When educating children with Downs Syndrome, the overall priority should be no different than that given to the education of any child; the development of new skills, the learning of appropriate behavior, and the greatest possible degree of independence. However, there are common learning problems seen in a child with Downs Syndrome, and efforts must be made to address these areas.
Children with Downs Syndrome often have a brief attention span and are easily distracted. Educators can minimize this problem by eliminating potential distractions such as unnecessary decorations or complex handouts. Signals, such as hand gestures or small cue cards, can be developed and used to regain the attention of the child without causing disruption to other students. Learning what the child finds interesting or enjoyable and focusing lessons around these points can also help in retaining attention.

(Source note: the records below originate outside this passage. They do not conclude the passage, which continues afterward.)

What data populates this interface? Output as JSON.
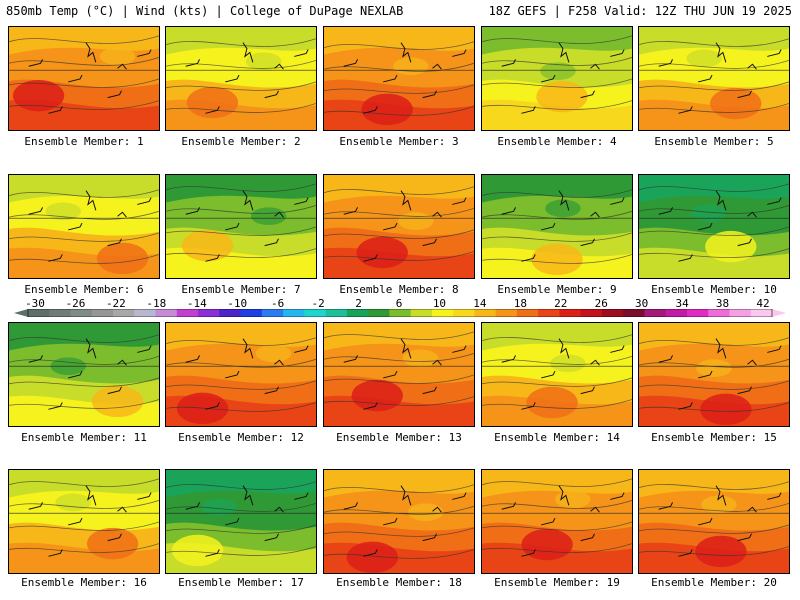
{
  "header": {
    "left": "850mb Temp (°C) | Wind (kts) | College of DuPage NEXLAB",
    "right": "18Z GEFS | F258 Valid: 12Z THU JUN 19 2025"
  },
  "colorbar": {
    "tick_labels": [
      "-30",
      "-26",
      "-22",
      "-18",
      "-14",
      "-10",
      "-6",
      "-2",
      "2",
      "6",
      "10",
      "14",
      "18",
      "22",
      "26",
      "30",
      "34",
      "38",
      "42"
    ],
    "colors": [
      "#5f6f6a",
      "#6f7d78",
      "#7f8b86",
      "#969696",
      "#a8a8a8",
      "#b7b7cf",
      "#c68bd6",
      "#c23fd0",
      "#8b2fd6",
      "#4a24c8",
      "#1f3fe0",
      "#2a7df0",
      "#24b6f0",
      "#20d4d0",
      "#1fbf9a",
      "#1aa45a",
      "#2f9a35",
      "#7bbd2c",
      "#c8dc2a",
      "#f5f21e",
      "#f7d81c",
      "#f8b719",
      "#f59418",
      "#f06e16",
      "#e84415",
      "#dc1f17",
      "#c4121a",
      "#9c0d1f",
      "#7d0b2e",
      "#a41a78",
      "#c41ba5",
      "#e02bc4",
      "#f06ad8",
      "#f6a0e4",
      "#f8c8ee"
    ]
  },
  "panels": [
    {
      "label": "Ensemble Member: 1",
      "style": "hot"
    },
    {
      "label": "Ensemble Member: 2",
      "style": "warm"
    },
    {
      "label": "Ensemble Member: 3",
      "style": "hot"
    },
    {
      "label": "Ensemble Member: 4",
      "style": "mild"
    },
    {
      "label": "Ensemble Member: 5",
      "style": "warm"
    },
    {
      "label": "Ensemble Member: 6",
      "style": "warm"
    },
    {
      "label": "Ensemble Member: 7",
      "style": "cool"
    },
    {
      "label": "Ensemble Member: 8",
      "style": "hot"
    },
    {
      "label": "Ensemble Member: 9",
      "style": "cool"
    },
    {
      "label": "Ensemble Member: 10",
      "style": "cold"
    },
    {
      "label": "Ensemble Member: 11",
      "style": "cool"
    },
    {
      "label": "Ensemble Member: 12",
      "style": "hot"
    },
    {
      "label": "Ensemble Member: 13",
      "style": "hot"
    },
    {
      "label": "Ensemble Member: 14",
      "style": "warm"
    },
    {
      "label": "Ensemble Member: 15",
      "style": "hot"
    },
    {
      "label": "Ensemble Member: 16",
      "style": "warm"
    },
    {
      "label": "Ensemble Member: 17",
      "style": "cold"
    },
    {
      "label": "Ensemble Member: 18",
      "style": "hot"
    },
    {
      "label": "Ensemble Member: 19",
      "style": "hot"
    },
    {
      "label": "Ensemble Member: 20",
      "style": "hot"
    }
  ]
}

Many of the intellectual challenges experienced by children with Downs Syndrome stem from memory problems. Difficulties in the retention and application of information seriously affect the learning process. By presenting information in small increments and focusing study strategies around repetition and rehearsal of learned information, educators can minimize these problems to some degree.
Varying levels of speech and language problems, such as expression, articulation, and fluency, also occur in children with this disorder. Educators must be prepared to adjust subject matter and presentation to meet the needs of the child. In severe cases of limited expressive abilities, non-verbal responses achieved through hand gestures, symbols, or on computer, should be encouraged. Children with Downs Syndrome often become very frustrated when unable to communicate effectively. Patience is critical. Promoting increased listening skills while demonstrating appropriate communication can help these children improve their speech and language.
Speech problems are often directly linked to hearing deficiencies. When educating children with hearing impairments, visual aides have been found to be invaluable. Projectors, hand-outs, and pictures can provide key points in a lesson, as well as help the child maintain focus.
Appropriate social interaction can be strengthened by allowing these children to work together with other students of varying academic ability. Not only can a child with Downs Syndrome learn a great deal from peer example, but can also offer a different perspective to others. Working with younger students in areas they have mastered can give these children a sense of usefulness, independence, and belonging, critical to human social growth.